2004 Sep 20 12:05:32 central -05:00 %MLS-4-MOVEOVERFLOW:Too many moves, stop MLS

for 5 sec(40000000)

2004 Sep 20 12:05:37 central -05:00 %MLS-4-RESUMESC:Resume MLS after detecting t

oo many moves

I have seen the document that indicates that the problem might be due to the following reasons:

- a permanent L2 (spanning-tree) loop

- one or more faulty switch ports

- a bad cable (for example, a unidirectional fiber link)

- other bad hardware (not necessarily on the switch generating the messages)

- misconfigured device (for example, a traffic generator sending traffic to two switch ports using the same MAC address)

I have checked the spanning-tree portfast parameters, port counters and the neighboring switches, but have not found anything obvious.

Does anyone have any ideas for tracking this down other than disabling ports one-by-one to see if the messages stop?

Thanks in advance.

Prashanth Krishnappa · ‎09-20-2004

Most common reason is STP loop. Draw out your topology and check for any redundanct links. Check for STP loop starting from the root switch.

If you have etherchannels, check for any possible misconfigs,

The following page should get you started

http://www.cisco.com/warp/public/473/16.html

Open a TAC case if you need assistance

lwhalley · ‎09-21-2004

I did resolve the problem. It is a rogue hub or switch that has two connections back to the core switch. We're in the process of tracing it back and eliminating the extra link. Spantree portfast had been enabled on those ports. Disabling portfast by itself didn't seem to resolve the problem. I had to disable/re-enable the ports to stop the message traffic.

Thanks for the help.

Kevin Dorrell · ‎09-21-2004

Disabling portfast would not have any effect on the current situation because portfast only determines the behaviour during the transition from online to offline.

There is a bpdu-guard feature that you can enable to prevent this sort of situation; As soon as it sees a Bridge PDU on a portfast port, it zaps the port. See http://www.cisco.com/univercd/cc/td/doc/product/lan/cat5000/rel_6_3/cmd_ref/setsn_su.htm#wp1100200

Kevin Dorrell

Luxembourg

Kevin Dorrell · ‎09-21-2004

Just one further thought. I had this "too many moves" situation as well, but in my case it was nothing to do with a rogue hub or switch. I'll tell the story anyway, because it is interesting. It was due to a large population of a certain model of PC.

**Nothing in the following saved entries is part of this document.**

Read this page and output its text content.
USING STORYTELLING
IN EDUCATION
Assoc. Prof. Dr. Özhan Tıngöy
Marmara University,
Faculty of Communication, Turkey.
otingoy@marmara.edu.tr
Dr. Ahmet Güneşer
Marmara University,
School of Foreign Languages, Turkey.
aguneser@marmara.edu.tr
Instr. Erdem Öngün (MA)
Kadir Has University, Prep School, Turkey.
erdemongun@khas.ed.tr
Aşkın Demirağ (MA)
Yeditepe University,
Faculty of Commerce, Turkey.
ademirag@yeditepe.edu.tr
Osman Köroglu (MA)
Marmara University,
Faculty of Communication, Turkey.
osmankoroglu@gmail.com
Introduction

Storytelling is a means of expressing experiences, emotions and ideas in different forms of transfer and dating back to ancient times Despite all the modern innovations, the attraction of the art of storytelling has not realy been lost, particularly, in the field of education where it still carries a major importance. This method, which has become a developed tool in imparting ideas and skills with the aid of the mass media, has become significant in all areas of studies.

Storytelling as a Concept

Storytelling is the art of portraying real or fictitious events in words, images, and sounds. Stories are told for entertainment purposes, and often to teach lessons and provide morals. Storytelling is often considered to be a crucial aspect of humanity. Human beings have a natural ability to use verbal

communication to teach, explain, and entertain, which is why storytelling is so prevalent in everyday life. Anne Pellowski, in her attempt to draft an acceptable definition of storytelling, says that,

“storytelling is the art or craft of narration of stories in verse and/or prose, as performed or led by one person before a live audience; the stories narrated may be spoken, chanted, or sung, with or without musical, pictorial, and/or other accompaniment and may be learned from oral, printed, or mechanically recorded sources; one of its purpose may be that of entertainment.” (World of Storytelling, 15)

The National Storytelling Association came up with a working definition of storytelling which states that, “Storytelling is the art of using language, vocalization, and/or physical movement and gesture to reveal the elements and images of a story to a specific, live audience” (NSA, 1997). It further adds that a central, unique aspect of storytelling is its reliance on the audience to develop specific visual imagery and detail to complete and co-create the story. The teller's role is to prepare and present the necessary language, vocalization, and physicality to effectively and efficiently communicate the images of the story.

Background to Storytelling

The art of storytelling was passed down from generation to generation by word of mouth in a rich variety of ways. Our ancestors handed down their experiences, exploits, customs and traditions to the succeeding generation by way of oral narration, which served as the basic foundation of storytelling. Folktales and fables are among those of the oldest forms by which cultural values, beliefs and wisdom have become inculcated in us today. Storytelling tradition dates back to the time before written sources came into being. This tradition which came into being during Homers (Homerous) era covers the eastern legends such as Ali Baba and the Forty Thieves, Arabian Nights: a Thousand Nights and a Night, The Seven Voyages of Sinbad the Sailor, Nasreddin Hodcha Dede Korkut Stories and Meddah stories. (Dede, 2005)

If you apply power to one of these PCs, but you do not switch it on, then the NIC goes into standby, but generates occasional frames sourced from MAC 00:00:00:00:00:00. So, imagine a site of 1000 PCs after a major power outage: there are a load of hosts generating spurious frames with source 00:00:00:00:00:00. To MLS, this looks like a load of rapid moves, and so you can get the message shown. And they are a devil to track down. On a 4000, if you "show cam", then it filters 00:00:00:00:00:00 from the table, and tells you so, which helps.

Kevin Dorrell

Luxembourg

ibakanchev · ‎09-27-2004

I see this situation twice.

Both cases happened in large network based on Catalyst 5000 Family.

I think that it is a bug in CAT OS for 5000 Family.

I recommend you disabling MLS functionality.

lwhalley · ‎09-27-2004

We have tracked this problem down to a server that has two NICS and two connections to the switch. It is a "Virtual Machine" VMWare ESX server which has internal switching and needs to be in a separate VLAN and have 802.1Q trunking enabled on the neighboring switch to work properly. Here is the link to a white paper that discusses the issue.

http://www.vmware.com/pdf/esx21_vlan.pdf

We are in the process of implementing the suggested solution. These servers are new to our environment, but are apparently being deployed across our network.